Franz von Winckler
Franz von Winckler (eigentlich Franciscus Winckler, seit 1840 von Winckler; * 4. August 1803 in Tarnau, Landkreis Frankenstein (Schlesien); † 6. August 1851) war ein deutscher Montanunternehmer in Oberschlesien. Auf ihn geht wesentlich die Entwicklung von Kattowitz zu einer Industriestadt zurück.
Leben
Franz von Winckler begann seine erfolgreiche Laufbahn im Jahr 1818 als Bergmann in einem oberschlesischen Erzbergwerk. Seine Talente fielen auf und er besuchte mit Unterstützung des königlichen Bergamtes ab 1821 die Bergschule in Tarnowitz, bis diese nach dem Tod des Leiters aufgelöst wurde. Anschließend arbeitete er als Schichtleiter im Galmei-Bergwerk Maria bei Miechowitz bei Beuthen.
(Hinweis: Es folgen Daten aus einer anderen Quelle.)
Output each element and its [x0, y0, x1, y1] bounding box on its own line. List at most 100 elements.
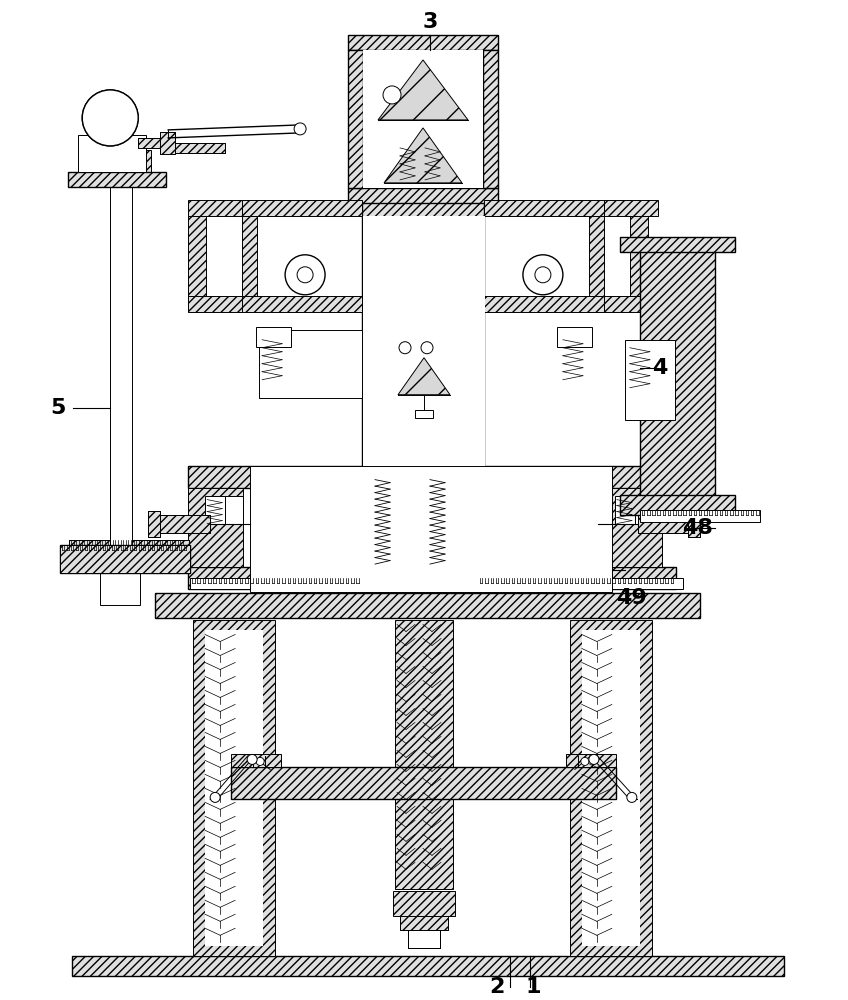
Bar: [395, 620, 453, 889]
Bar: [69, 555, 166, 570]
Bar: [557, 327, 592, 347]
Bar: [566, 754, 616, 767]
Bar: [400, 916, 448, 930]
Circle shape: [421, 342, 433, 354]
Circle shape: [523, 255, 563, 295]
Bar: [83, 150, 151, 172]
Bar: [188, 216, 206, 296]
Bar: [176, 143, 226, 153]
Polygon shape: [384, 128, 462, 183]
Bar: [604, 200, 658, 216]
Bar: [484, 296, 604, 312]
Bar: [188, 567, 676, 589]
Bar: [604, 296, 658, 312]
Polygon shape: [378, 60, 468, 120]
Bar: [155, 515, 210, 533]
Circle shape: [285, 255, 325, 295]
Circle shape: [383, 86, 401, 104]
Bar: [393, 891, 455, 916]
Bar: [620, 237, 734, 252]
Circle shape: [210, 792, 220, 802]
Bar: [193, 620, 275, 956]
Bar: [72, 956, 784, 976]
Bar: [160, 132, 176, 154]
Bar: [630, 216, 648, 296]
Bar: [400, 916, 448, 930]
Bar: [155, 593, 700, 618]
Bar: [415, 410, 433, 418]
Polygon shape: [398, 358, 450, 395]
Bar: [138, 138, 160, 148]
Bar: [256, 327, 291, 347]
Circle shape: [82, 90, 138, 146]
Bar: [226, 496, 243, 524]
Bar: [363, 216, 485, 482]
Bar: [478, 578, 683, 589]
Bar: [148, 511, 160, 537]
Bar: [348, 35, 498, 50]
Bar: [110, 170, 132, 550]
Bar: [638, 515, 693, 533]
Bar: [243, 216, 257, 296]
Bar: [70, 540, 189, 565]
Bar: [582, 630, 640, 946]
Bar: [69, 172, 166, 187]
Text: 3: 3: [422, 12, 438, 32]
Bar: [348, 188, 498, 203]
Bar: [188, 466, 676, 488]
Text: 2: 2: [489, 977, 505, 997]
Bar: [688, 511, 700, 537]
Bar: [100, 565, 140, 605]
Bar: [408, 930, 440, 948]
Bar: [160, 132, 176, 154]
Circle shape: [627, 792, 637, 802]
Text: 1: 1: [525, 977, 541, 997]
Bar: [243, 200, 362, 216]
Bar: [176, 143, 226, 153]
Bar: [60, 545, 190, 573]
Bar: [348, 50, 363, 188]
Bar: [625, 340, 675, 420]
Bar: [70, 540, 189, 565]
Bar: [483, 50, 498, 188]
Bar: [259, 330, 362, 398]
Bar: [232, 754, 281, 767]
Bar: [155, 515, 210, 533]
Bar: [635, 496, 653, 524]
Bar: [589, 216, 604, 296]
Bar: [243, 296, 362, 312]
Bar: [640, 250, 715, 498]
Circle shape: [247, 754, 257, 764]
Bar: [188, 296, 243, 312]
Bar: [688, 511, 700, 537]
Circle shape: [297, 267, 313, 283]
Bar: [615, 496, 635, 524]
Bar: [138, 138, 160, 148]
Bar: [638, 515, 693, 533]
Bar: [60, 545, 190, 573]
Bar: [362, 200, 484, 590]
Bar: [250, 466, 612, 592]
Bar: [363, 50, 483, 188]
Bar: [188, 488, 243, 567]
Bar: [484, 200, 604, 216]
Bar: [78, 135, 146, 172]
Circle shape: [294, 123, 306, 135]
Bar: [69, 555, 166, 570]
Circle shape: [82, 90, 138, 146]
Circle shape: [535, 267, 551, 283]
Circle shape: [256, 757, 264, 765]
Bar: [205, 630, 263, 946]
Bar: [570, 620, 652, 956]
Text: 49: 49: [616, 588, 647, 608]
Bar: [607, 488, 661, 567]
Bar: [620, 495, 734, 515]
Text: 4: 4: [652, 358, 667, 378]
Bar: [148, 511, 160, 537]
Text: 5: 5: [51, 398, 66, 418]
Circle shape: [581, 757, 589, 765]
Bar: [232, 767, 616, 799]
Circle shape: [589, 754, 599, 764]
Bar: [640, 510, 760, 522]
Circle shape: [399, 342, 411, 354]
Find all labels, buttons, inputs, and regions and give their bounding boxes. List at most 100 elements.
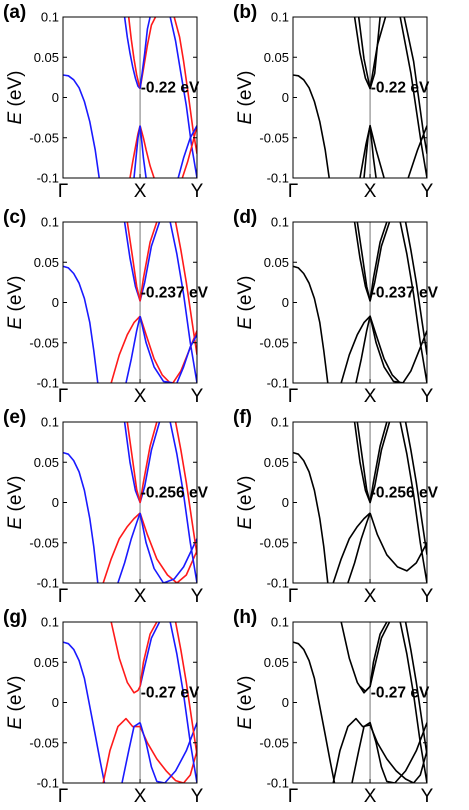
x-tick-label: Γ <box>288 386 298 407</box>
band-line-red <box>174 422 197 555</box>
band-line-black <box>399 17 427 178</box>
y-axis-label: E (eV) <box>5 71 26 125</box>
y-tick-label: -0.1 <box>267 376 289 391</box>
band-line-black <box>404 222 427 355</box>
band-line-red <box>110 315 141 383</box>
y-tick-label: -0.05 <box>29 535 59 550</box>
panel-label: (c) <box>3 207 26 228</box>
x-tick-label: Y <box>191 786 204 807</box>
band-line-black <box>363 124 377 178</box>
band-line-black <box>404 622 427 755</box>
panel-h: 0.1 0.05 0 -0.05 -0.1Γ X Y E (eV) (h) -0.27 eV <box>233 607 434 807</box>
band-line-blue <box>139 722 197 783</box>
panel-c: 0.1 0.05 0 -0.05 -0.1Γ X Y E (eV) (c) -0.237 eV <box>3 207 209 407</box>
band-line-red <box>174 622 197 755</box>
energy-annotation: -0.22 eV <box>141 80 200 97</box>
energy-annotation: -0.237 eV <box>141 285 209 302</box>
y-tick-label: -0.1 <box>267 576 289 591</box>
band-line-blue <box>169 222 197 383</box>
band-line-blue <box>63 641 106 783</box>
band-line-red <box>102 512 141 583</box>
band-line-blue <box>123 17 141 90</box>
y-tick-label: 0 <box>282 695 289 710</box>
band-line-black <box>404 422 427 555</box>
y-axis-label: E (eV) <box>235 676 256 730</box>
energy-annotation: -0.27 eV <box>371 685 430 702</box>
x-tick-label: X <box>364 181 377 202</box>
band-line-black <box>332 512 371 583</box>
y-tick-label: 0.1 <box>41 615 59 630</box>
band-line-black <box>340 622 391 694</box>
x-tick-label: Y <box>421 386 434 407</box>
x-tick-label: X <box>364 386 377 407</box>
y-tick-label: -0.05 <box>29 130 59 145</box>
y-tick-label: 0.1 <box>41 10 59 25</box>
x-tick-label: X <box>134 586 147 607</box>
y-tick-label: 0.1 <box>271 615 289 630</box>
panel-label: (e) <box>3 407 26 428</box>
panel-f: 0.1 0.05 0 -0.05 -0.1Γ X Y E (eV) (f) -0.256 eV <box>233 407 439 607</box>
x-tick-label: Γ <box>58 181 68 202</box>
band-line-black <box>403 17 427 154</box>
y-tick-label: 0 <box>52 495 59 510</box>
y-tick-label: 0 <box>282 90 289 105</box>
panel-label: (f) <box>233 407 252 428</box>
band-line-black <box>356 222 388 302</box>
band-line-black <box>293 641 336 783</box>
band-line-red <box>139 125 155 178</box>
band-line-black <box>407 125 427 178</box>
band-line-red <box>139 315 171 383</box>
band-line-black <box>332 717 427 783</box>
y-tick-label: 0.1 <box>271 10 289 25</box>
band-line-blue <box>117 512 141 583</box>
energy-annotation: -0.237 eV <box>371 285 439 302</box>
band-line-black <box>293 74 330 178</box>
x-tick-label: Y <box>421 586 434 607</box>
y-tick-label: -0.05 <box>259 735 289 750</box>
x-tick-label: X <box>364 786 377 807</box>
band-line-black <box>399 222 427 383</box>
axes-frame <box>292 621 428 784</box>
x-tick-label: Y <box>421 181 434 202</box>
energy-annotation: -0.256 eV <box>371 485 439 502</box>
band-line-red <box>127 17 141 89</box>
y-tick-label: 0 <box>52 295 59 310</box>
band-line-black <box>359 622 388 692</box>
x-tick-label: X <box>364 586 377 607</box>
y-tick-label: 0 <box>52 90 59 105</box>
y-axis-label: E (eV) <box>235 476 256 530</box>
y-axis-label: E (eV) <box>235 276 256 330</box>
band-line-blue <box>133 125 141 178</box>
band-line-blue <box>169 622 197 783</box>
y-tick-label: 0.05 <box>34 50 59 65</box>
band-line-black <box>353 17 381 90</box>
y-axis-label: E (eV) <box>5 676 26 730</box>
y-tick-label: 0.1 <box>271 415 289 430</box>
y-tick-label: -0.1 <box>37 376 59 391</box>
band-line-black <box>347 512 371 583</box>
panel-label: (h) <box>233 607 257 628</box>
band-line-red <box>173 17 197 154</box>
y-tick-label: 0 <box>282 495 289 510</box>
y-tick-label: 0.05 <box>264 655 289 670</box>
band-line-red <box>126 222 158 302</box>
y-tick-label: -0.1 <box>37 776 59 791</box>
x-tick-label: Y <box>421 786 434 807</box>
band-line-red <box>110 622 141 694</box>
y-tick-label: 0.1 <box>41 415 59 430</box>
band-line-blue <box>169 422 197 583</box>
energy-annotation: -0.27 eV <box>141 685 200 702</box>
x-tick-label: Y <box>191 181 204 202</box>
band-line-black <box>402 330 427 383</box>
band-line-red <box>181 125 197 178</box>
band-line-black <box>355 315 405 383</box>
band-line-black <box>357 17 387 90</box>
y-tick-label: 0.05 <box>34 455 59 470</box>
x-tick-label: Γ <box>288 786 298 807</box>
band-line-red <box>139 622 158 687</box>
panel-label: (b) <box>233 2 257 23</box>
y-tick-label: -0.05 <box>259 130 289 145</box>
x-tick-label: Γ <box>58 786 68 807</box>
band-line-black <box>399 422 427 583</box>
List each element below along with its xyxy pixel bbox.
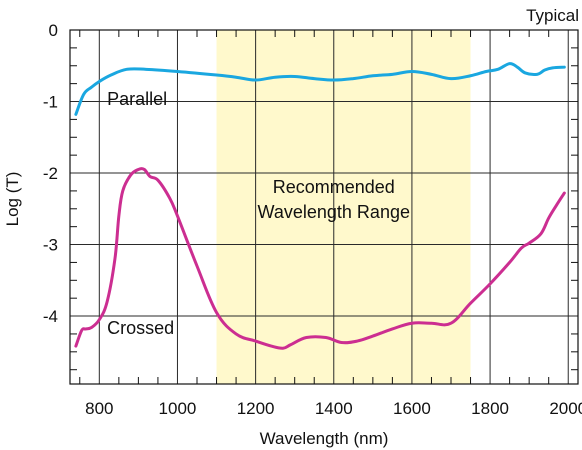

Dessen Besitzer, Franz Freiherr von Aresin (ca. 1785–1831),[1] machte ihn bald darauf zum Bergwerksleiter.
Nach dem Tod seines Arbeitgebers wurde Winckler von dessen kinderloser Witwe Maria Freifrau von Aresin (1789–1853)[2] zunächst zu ihrem Verwalter und Bevollmächtigten bestellt, 1832 heirateten sie.[3] Sie wohnten auf Gut Miechowitz in einem im Renaissance-Stil erbauten Schloss, das Marias Vater Ignaz Domes 1816/17 für seine Tochter hatte errichten lassen.[4]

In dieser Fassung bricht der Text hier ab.